Cet épisode montre la vulnérabilité d’Israël. On est loin de l’image de la citadelle impénétrable qui espionne tout le monde et sait tout sur tout le monde mais que personne ne parvient à espionner et sur laquelle on ne sait rien. Déjà, cette image a pris un coup en 2021 quand un repris de justice de 37 ans, Omri Goren Gorochovsky, est parvenu à échapper aux mailles du filet des services de sécurité israéliens et à se faire recruter comme homme de ménage chez Benny Gantz alors ministre de la Défense. Normalement, pour travailler chez un responsable de ce rang, il faut l’autorisation des services de sécurité qui donnent leur aval après enquête sur la personne en question ce qui ne fut pas le cas pour Gorochovsky. Une fois recruté, il a contacté les Iraniens via une messagerie cryptée et proposé ses services notamment qu’il pouvait dérober le contenu de l’ordinateur de Gantz avec une clé USB. Il finira par être arrêté et les services israéliens avaient affirmé que l’arrestation a eu lieu in extremis et que Gorochovsky n’était pas parvenu à envoyer des informations sensibles aux Iraniens.
Une citadelle désormais pénétrable
Par conséquent, l’épisode de l’homme de ménage de Gantz était un coup porté à l’image de citadelle impénétrable que veut véhiculer Israël mais là, avec ces doutes sérieux sur l’espionnage de l’armée israélienne par le Hamas, cette image est complètement ébranlée. Et ces doutes sont d’autant plus justifiés que les Brigades Ezzeddine Al-Qassam ont attaqué le 7 octobre des sites du renseignement militaire israélien dont l’emplacement est secret et ils y ont pris des ordinateurs et des documents confidentiels tout en enlevant des officiers du renseignement qu’ils détiennent aujourd’hui à Gaza.

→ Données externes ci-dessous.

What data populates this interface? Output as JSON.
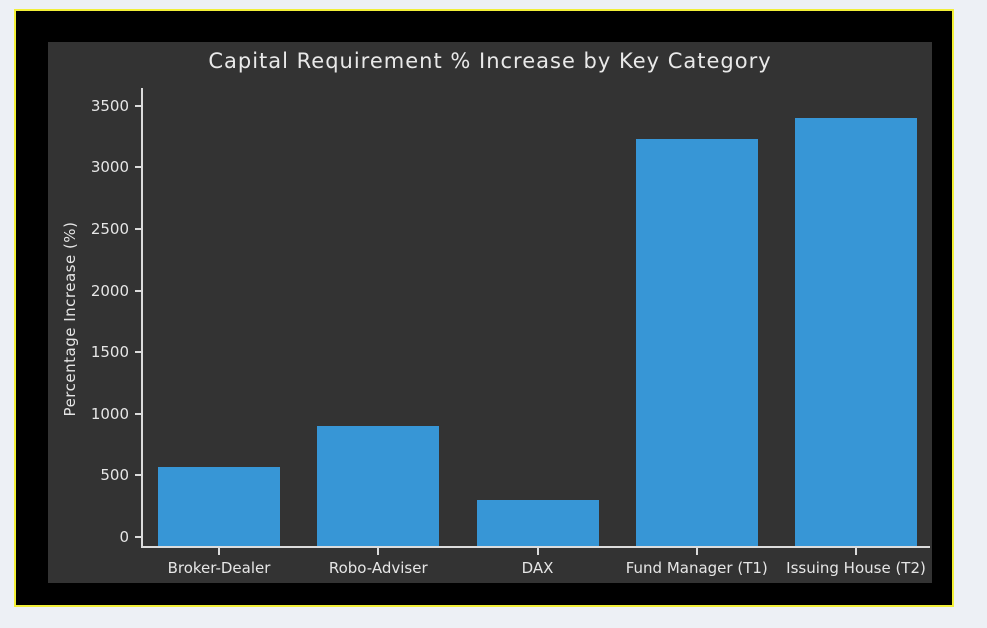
{
  "window": {
    "page_background": "#edf0f5",
    "frame_background": "#000000",
    "frame_border_color": "#f2ef38"
  },
  "chart_data": {
    "type": "bar",
    "title": "Capital Requirement % Increase by Key Category",
    "xlabel": "",
    "ylabel": "Percentage Increase (%)",
    "categories": [
      "Broker-Dealer",
      "Robo-Adviser",
      "DAX",
      "Fund Manager (T1)",
      "Issuing House (T2)"
    ],
    "values": [
      567,
      900,
      300,
      3233,
      3400
    ],
    "yticks": [
      0,
      500,
      1000,
      1500,
      2000,
      2500,
      3000,
      3500
    ],
    "ylim": [
      0,
      3500
    ],
    "grid": false,
    "legend": false,
    "style": "xkcd-dark",
    "colors": {
      "bar": "#3796d6",
      "figure_background": "#333333",
      "text": "#e6e6e6",
      "axis": "#dcdcdc"
    }
  }
}
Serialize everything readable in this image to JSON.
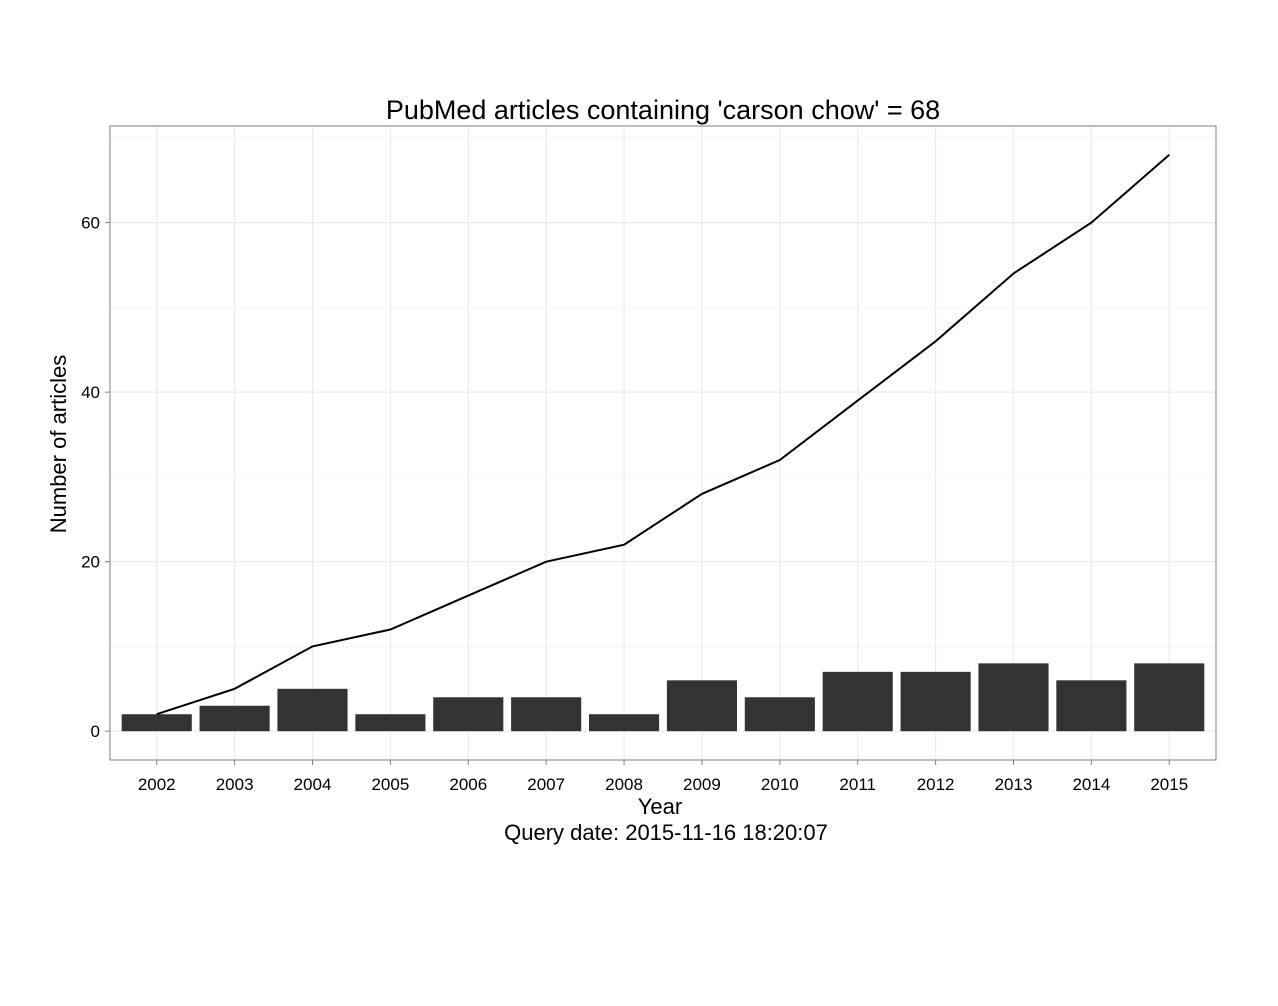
{
  "chart_data": {
    "type": "bar",
    "title": "PubMed articles containing 'carson chow' = 68",
    "xlabel": "Year",
    "caption": "Query date: 2015-11-16 18:20:07",
    "ylabel": "Number of articles",
    "categories": [
      "2002",
      "2003",
      "2004",
      "2005",
      "2006",
      "2007",
      "2008",
      "2009",
      "2010",
      "2011",
      "2012",
      "2013",
      "2014",
      "2015"
    ],
    "series": [
      {
        "type": "bar",
        "values": [
          2,
          3,
          5,
          2,
          4,
          4,
          2,
          6,
          4,
          7,
          7,
          8,
          6,
          8
        ],
        "color": "#333333"
      },
      {
        "type": "line",
        "values": [
          2,
          5,
          10,
          12,
          16,
          20,
          22,
          28,
          32,
          39,
          46,
          54,
          60,
          68
        ],
        "color": "#000000"
      }
    ],
    "y_ticks": [
      0,
      20,
      40,
      60
    ],
    "ylim": [
      -3.4,
      71.4
    ],
    "grid": true,
    "legend": "none"
  }
}
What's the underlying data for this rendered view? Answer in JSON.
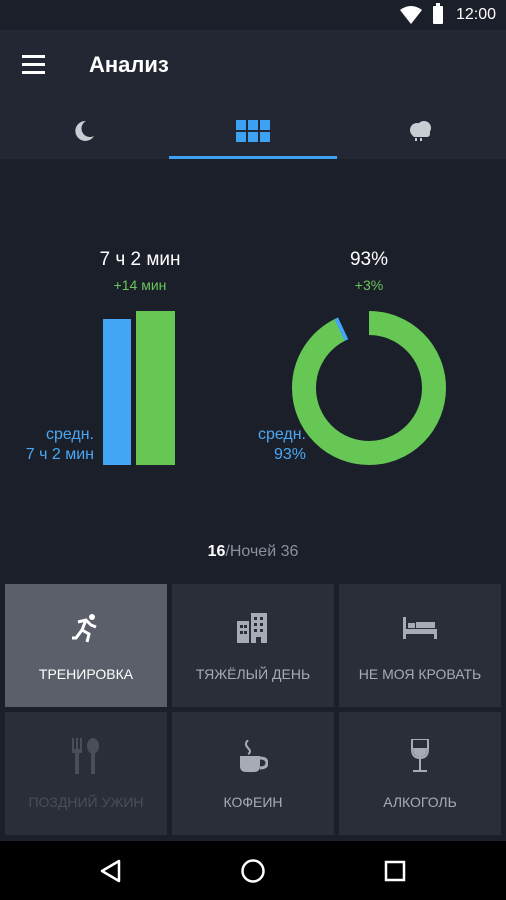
{
  "status_bar": {
    "time": "12:00"
  },
  "app_bar": {
    "title": "Анализ",
    "menu_icon": "hamburger-menu-icon"
  },
  "tabs": [
    {
      "icon": "moon-icon",
      "active": false
    },
    {
      "icon": "grid-icon",
      "active": true
    },
    {
      "icon": "weather-cloud-icon",
      "active": false
    }
  ],
  "duration": {
    "value": "7 ч 2 мин",
    "delta": "+14 мин",
    "avg_label": "средн.",
    "avg_value": "7 ч 2 мин",
    "bars": {
      "average": 0.95,
      "current": 1.0
    }
  },
  "quality": {
    "value": "93%",
    "delta": "+3%",
    "avg_label": "средн.",
    "avg_value": "93%",
    "ring_current": 0.93,
    "ring_average": 0.93
  },
  "nights": {
    "current": "16",
    "rest": "/Ночей 36"
  },
  "tags": [
    {
      "label": "ТРЕНИРОВКА",
      "icon": "running-icon",
      "state": "selected"
    },
    {
      "label": "ТЯЖЁЛЫЙ ДЕНЬ",
      "icon": "office-building-icon",
      "state": "normal"
    },
    {
      "label": "НЕ МОЯ КРОВАТЬ",
      "icon": "bed-icon",
      "state": "normal"
    },
    {
      "label": "ПОЗДНИЙ УЖИН",
      "icon": "fork-spoon-icon",
      "state": "disabled"
    },
    {
      "label": "КОФЕИН",
      "icon": "coffee-cup-icon",
      "state": "normal"
    },
    {
      "label": "АЛКОГОЛЬ",
      "icon": "wine-glass-icon",
      "state": "normal"
    }
  ],
  "colors": {
    "blue": "#42a5f5",
    "green": "#66c755",
    "background": "#1b1f29",
    "bar": "#222733"
  }
}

Ces sites ne peuvent être attaqués qu’avec une connaissance préalable de leur emplacement.
Certains analystes ont même évoqué que la fameuse unité 8200 de Tsahal spécialisée à la fois dans l’espionnage via les écoutes téléphoniques mais aussi la cyber-influence a été attaquée en indiquant qu’elle se trouvait à mi-chemin entre Gaza et le désert du Néguev.
Il est indéniable que l’opération Déluge d’Al-Aqsa avec ce qui l’a procédée en terme d’espionnage sur Israël pour pouvoir être menée et en terme des informations sur lesquels le Hamas a mis la main lors de l’opération elle-même éclabousse mentalement les Israéliens qui ont une arrogance bien ancrée en eux les amenant à se considérer supérieurs aux autres notamment les Palestiniens qu’ils ont fini par croire pouvoir dominer. Cette arrogance a été bien sanctionnée le 7 octobre 2023. Sans parler du fait que ne pas avoir pu empêcher l’opération Déluge d’Al-Aqsa est en soi un échec à la fois politique, militaire et du renseignement en dépit de toutes les alertes dû à cette même arrogance comme nous l’avons relevé dans un précédent article intitulé «Les stéréotypes sur les Arabes à l’origine de la débâcle israélienne du 7 octobre».

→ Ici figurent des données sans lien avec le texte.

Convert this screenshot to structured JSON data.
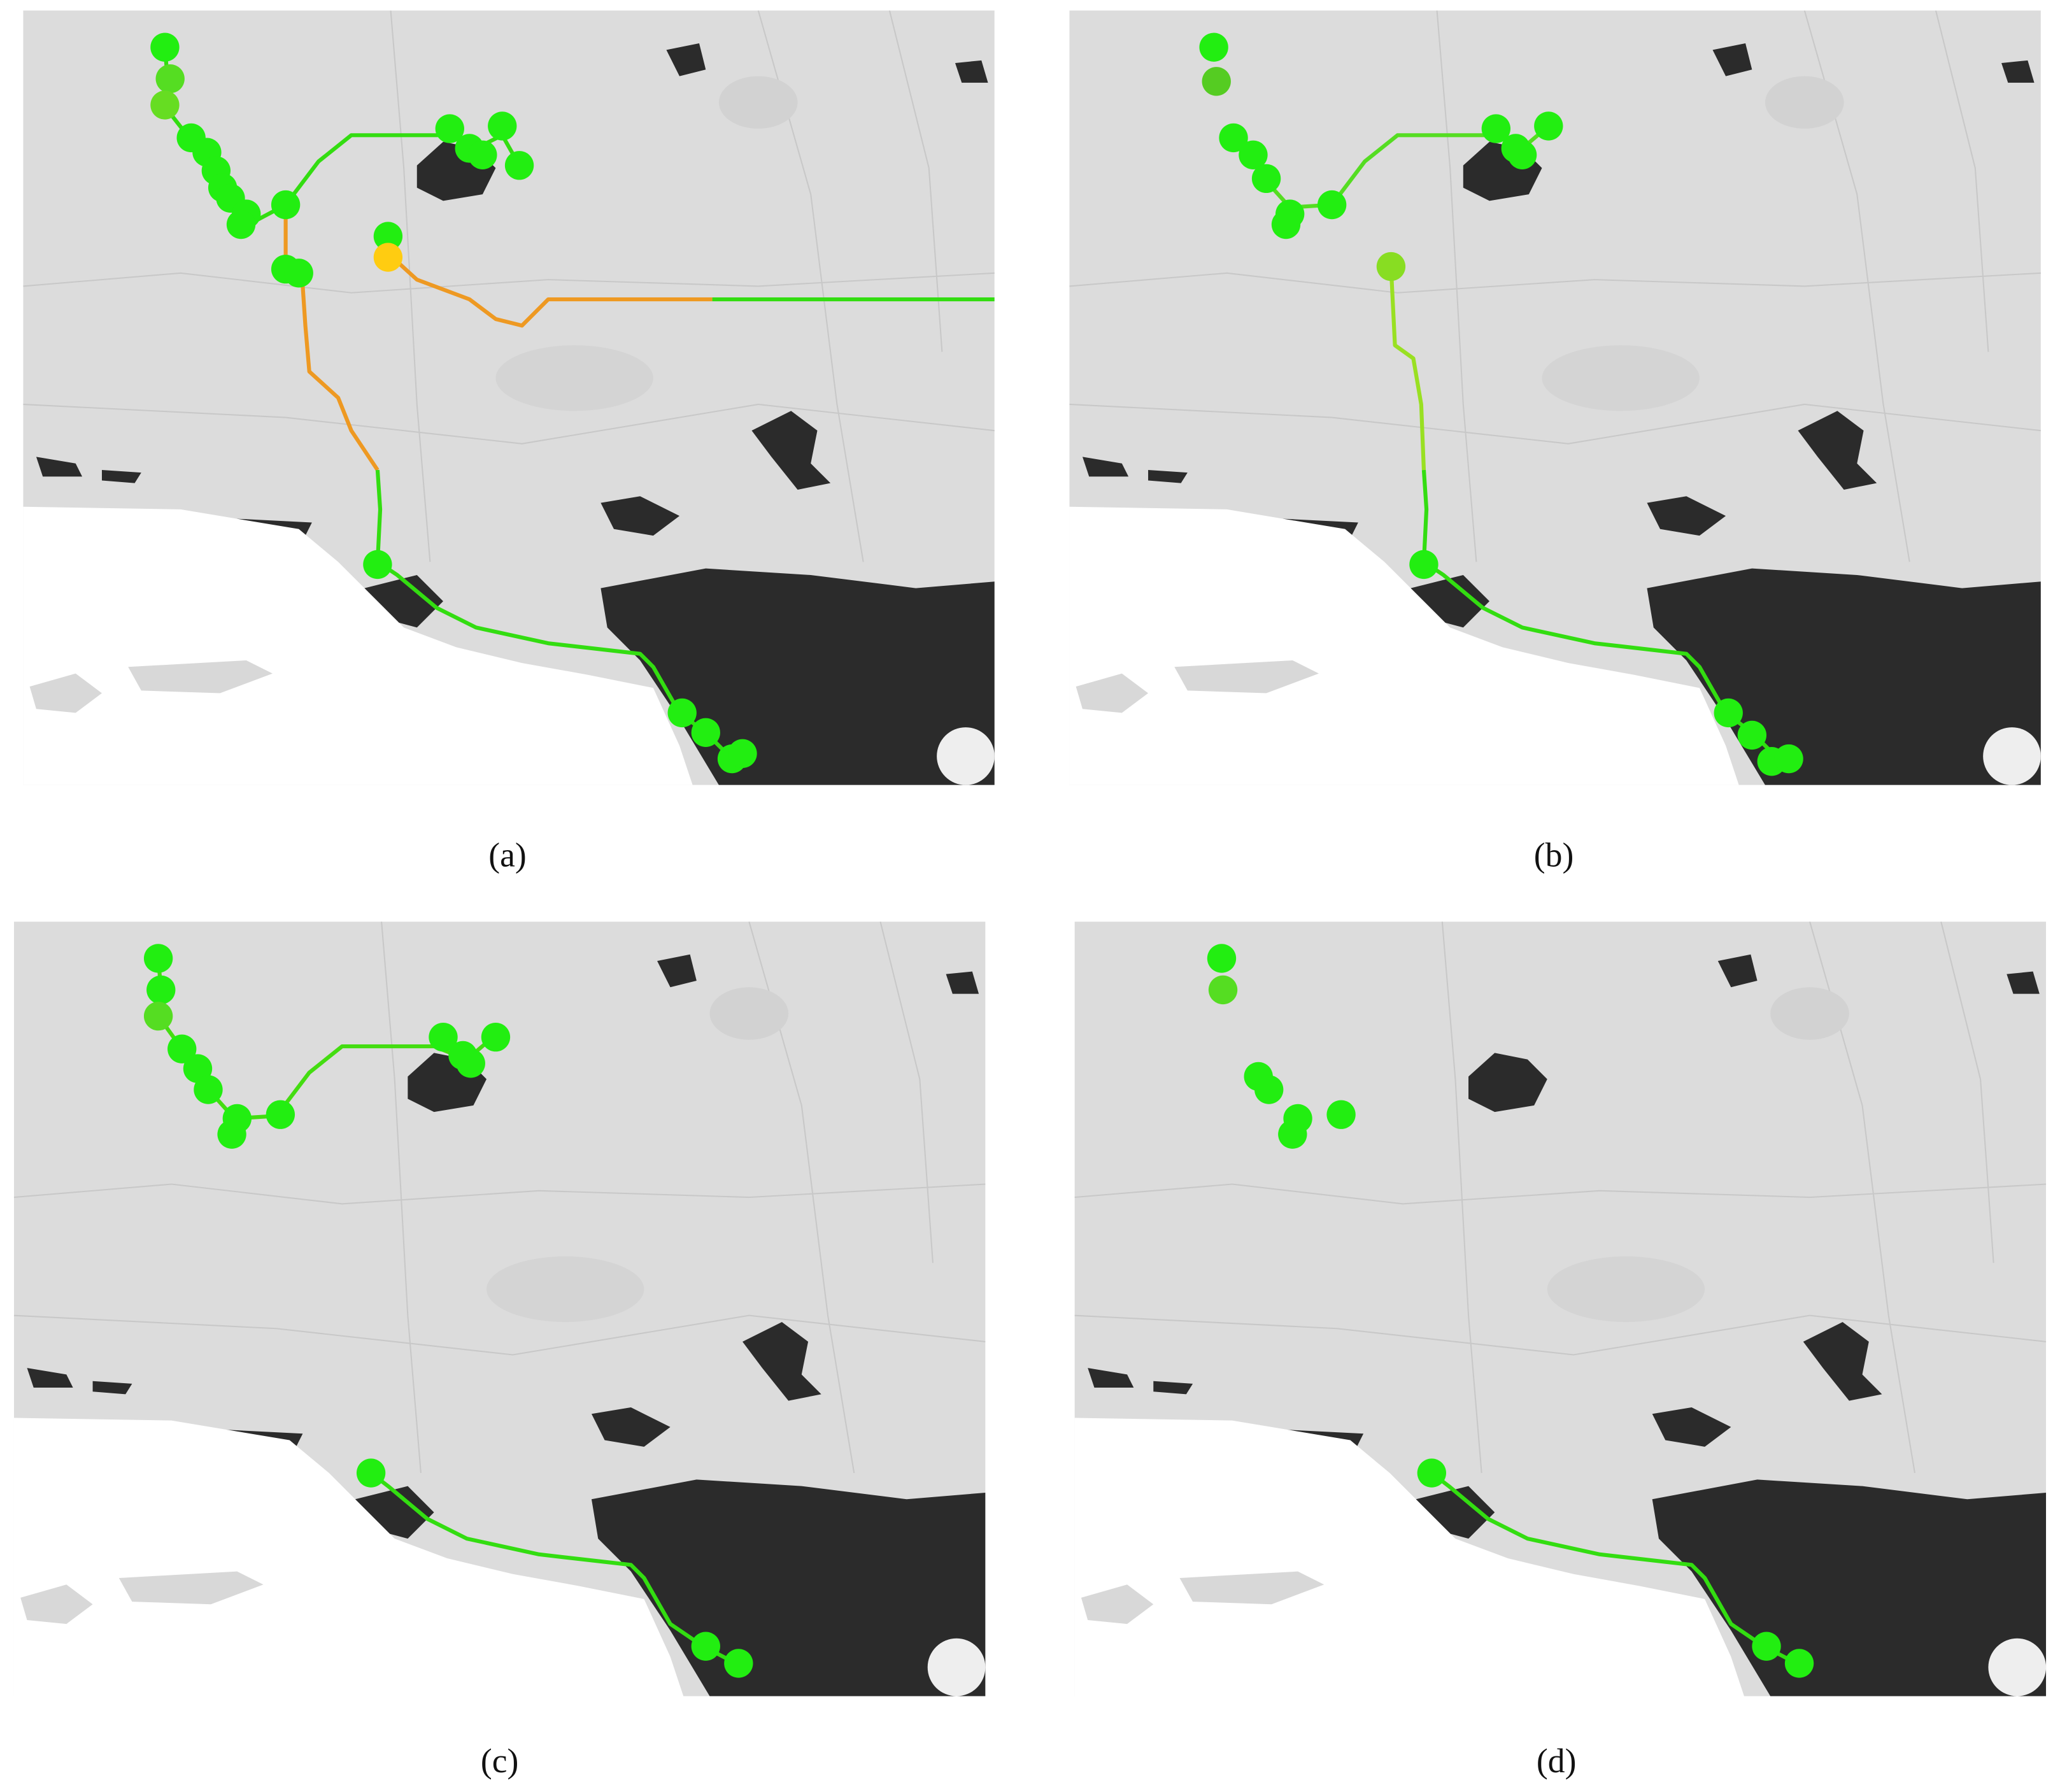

En définitive, c’est plus qu’une enquête au sein de l’armée israélienne qui doit être menée mais une opération de profonde remise en cause parce que l’arrogance leur a coûté très cher surtout avec un adversaire aussi intelligent qu’insaisissable comme Yahya Sinwar qui a ébranlé les fondations de l’entité artificielle israélienne qui est basée sur le génocide, le déplacement forcé des populations palestiniennes, la spoliation de leurs terres mais aussi sur la domination psychologique.